Download the full document here

Company response
16 July 2018

ING response

“The report states that ING has sufficient mining policies. At the same time, suggestions for improvement have been made in the report, notably in the area of transparency. We welcome these suggestions. Sustainability is a dynamic topic that is influenced by societal changes and therefore correspondently changes over time. This year (2018) we are revising our policy framework and have also requested input from NGO’s on our policies. In this manner we hope to cover the most relevant concerns related to extraction. An example thereof was already published late last year when we were the first global bank to publish a target on financing to coal power generation, reducing our exposure to close to zero by 2025. This was on top of our earlier (2015) announced policy to no longer finance new coal fired power plants and thermal coal mines.”

Download the full document here

Company response
16 July 2018

Rabobank response

“The report acknowledges Rabobank as a frontrunner in its policies regarding the extractive industries we appreciate that our efforts are noticed.

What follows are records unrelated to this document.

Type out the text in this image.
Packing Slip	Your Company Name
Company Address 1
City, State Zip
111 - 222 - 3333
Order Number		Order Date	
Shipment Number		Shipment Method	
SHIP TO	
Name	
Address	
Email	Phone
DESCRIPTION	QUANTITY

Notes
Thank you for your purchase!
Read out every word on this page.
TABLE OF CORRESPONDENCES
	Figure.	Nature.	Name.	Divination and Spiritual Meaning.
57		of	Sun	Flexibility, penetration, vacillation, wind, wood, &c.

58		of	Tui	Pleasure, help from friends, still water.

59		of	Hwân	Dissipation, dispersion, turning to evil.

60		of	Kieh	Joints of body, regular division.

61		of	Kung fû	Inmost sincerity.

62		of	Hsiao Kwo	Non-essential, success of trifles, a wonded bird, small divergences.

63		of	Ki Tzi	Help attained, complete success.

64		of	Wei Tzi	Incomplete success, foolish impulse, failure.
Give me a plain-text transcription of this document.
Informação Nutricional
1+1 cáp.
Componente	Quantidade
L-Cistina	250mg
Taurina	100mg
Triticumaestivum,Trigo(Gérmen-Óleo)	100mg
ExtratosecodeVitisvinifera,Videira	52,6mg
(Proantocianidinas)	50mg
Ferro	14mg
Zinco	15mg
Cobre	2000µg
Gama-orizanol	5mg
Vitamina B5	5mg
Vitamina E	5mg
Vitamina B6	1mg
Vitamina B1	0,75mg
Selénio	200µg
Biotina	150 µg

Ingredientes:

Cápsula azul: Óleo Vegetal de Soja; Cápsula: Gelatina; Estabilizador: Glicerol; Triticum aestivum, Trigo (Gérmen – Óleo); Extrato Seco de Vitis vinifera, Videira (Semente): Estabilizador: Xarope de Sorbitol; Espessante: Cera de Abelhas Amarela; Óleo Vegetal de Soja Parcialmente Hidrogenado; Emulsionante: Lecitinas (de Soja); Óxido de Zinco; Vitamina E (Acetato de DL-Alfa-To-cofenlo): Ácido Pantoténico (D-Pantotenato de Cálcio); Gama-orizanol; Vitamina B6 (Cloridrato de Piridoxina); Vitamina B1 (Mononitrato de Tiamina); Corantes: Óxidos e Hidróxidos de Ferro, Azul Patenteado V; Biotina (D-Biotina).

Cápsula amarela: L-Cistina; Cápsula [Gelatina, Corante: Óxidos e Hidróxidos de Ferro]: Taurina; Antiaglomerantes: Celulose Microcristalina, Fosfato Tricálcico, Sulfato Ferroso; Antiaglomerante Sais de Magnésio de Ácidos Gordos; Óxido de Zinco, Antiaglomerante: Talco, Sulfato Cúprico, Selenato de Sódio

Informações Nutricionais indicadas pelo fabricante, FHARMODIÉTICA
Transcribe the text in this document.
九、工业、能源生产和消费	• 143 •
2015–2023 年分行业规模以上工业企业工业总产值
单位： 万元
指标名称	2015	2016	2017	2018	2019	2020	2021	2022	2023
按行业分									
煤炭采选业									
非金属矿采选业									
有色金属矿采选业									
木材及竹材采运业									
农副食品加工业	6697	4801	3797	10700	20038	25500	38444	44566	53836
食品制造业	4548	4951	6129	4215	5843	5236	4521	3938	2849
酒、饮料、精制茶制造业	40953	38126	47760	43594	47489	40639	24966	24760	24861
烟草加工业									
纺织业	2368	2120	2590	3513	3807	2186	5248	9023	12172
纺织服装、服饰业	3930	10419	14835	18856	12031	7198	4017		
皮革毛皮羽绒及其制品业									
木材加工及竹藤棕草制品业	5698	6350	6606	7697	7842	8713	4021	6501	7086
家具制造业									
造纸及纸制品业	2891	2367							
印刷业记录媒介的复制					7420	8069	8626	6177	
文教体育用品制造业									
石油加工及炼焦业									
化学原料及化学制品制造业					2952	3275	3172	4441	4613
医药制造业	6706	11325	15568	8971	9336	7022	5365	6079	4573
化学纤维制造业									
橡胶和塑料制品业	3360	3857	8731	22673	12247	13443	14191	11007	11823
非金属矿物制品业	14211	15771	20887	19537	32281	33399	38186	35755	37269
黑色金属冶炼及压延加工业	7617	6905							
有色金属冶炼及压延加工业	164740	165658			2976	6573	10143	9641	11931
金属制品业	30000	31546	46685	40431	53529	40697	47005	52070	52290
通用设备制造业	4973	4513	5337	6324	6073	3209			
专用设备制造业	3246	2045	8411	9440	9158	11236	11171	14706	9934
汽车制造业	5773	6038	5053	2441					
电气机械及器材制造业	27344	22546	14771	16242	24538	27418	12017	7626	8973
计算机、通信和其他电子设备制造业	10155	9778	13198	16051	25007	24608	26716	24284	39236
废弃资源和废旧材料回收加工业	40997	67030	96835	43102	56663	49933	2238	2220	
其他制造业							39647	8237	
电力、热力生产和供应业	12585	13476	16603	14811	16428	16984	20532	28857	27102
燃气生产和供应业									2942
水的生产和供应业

Rabobank has a robust sustainability policy framework with thematic and sector policies both addressing the issues relevant for the extractive industries. We continuously evaluate and benchmark our policies and practices to further improve them. In the recent 2-yearly update of our policy framework we further strengthened  our stance on arctic drilling and mountain top removal mining by including them in our list of excluded activities. Rules regarding client confidentiality restrict our ability to disclose information regarding our clients and any engagements with them. We monitor our clients on an ongoing basis, and if we have reason to believe that the client does not meet our policy criteria we enter into an engagement process. We report on these engagements in our annual report. The report couples data on investments over years to ESG performance, we would be cautious to draw conclusions regarding the effectiveness of engagements of banks. Please note that engagement trajectories take their time as the issues raised are often complex with no simple solutions, also loan tenure tend to be fixed for a certain period of time. A longer monitoring period than the 7 year period the report currently bases its findings on, would be necessary to be able to say anything meaningful about possible trends. Finally, we would like to add that the majority of the recommendations and demands of the report to the financial institutions are already part of Rabobank’s daily practice. We are happy to see that especially our efforts regarding transparency and the reporting structures for our engagement process are taken as an example of a good practice.”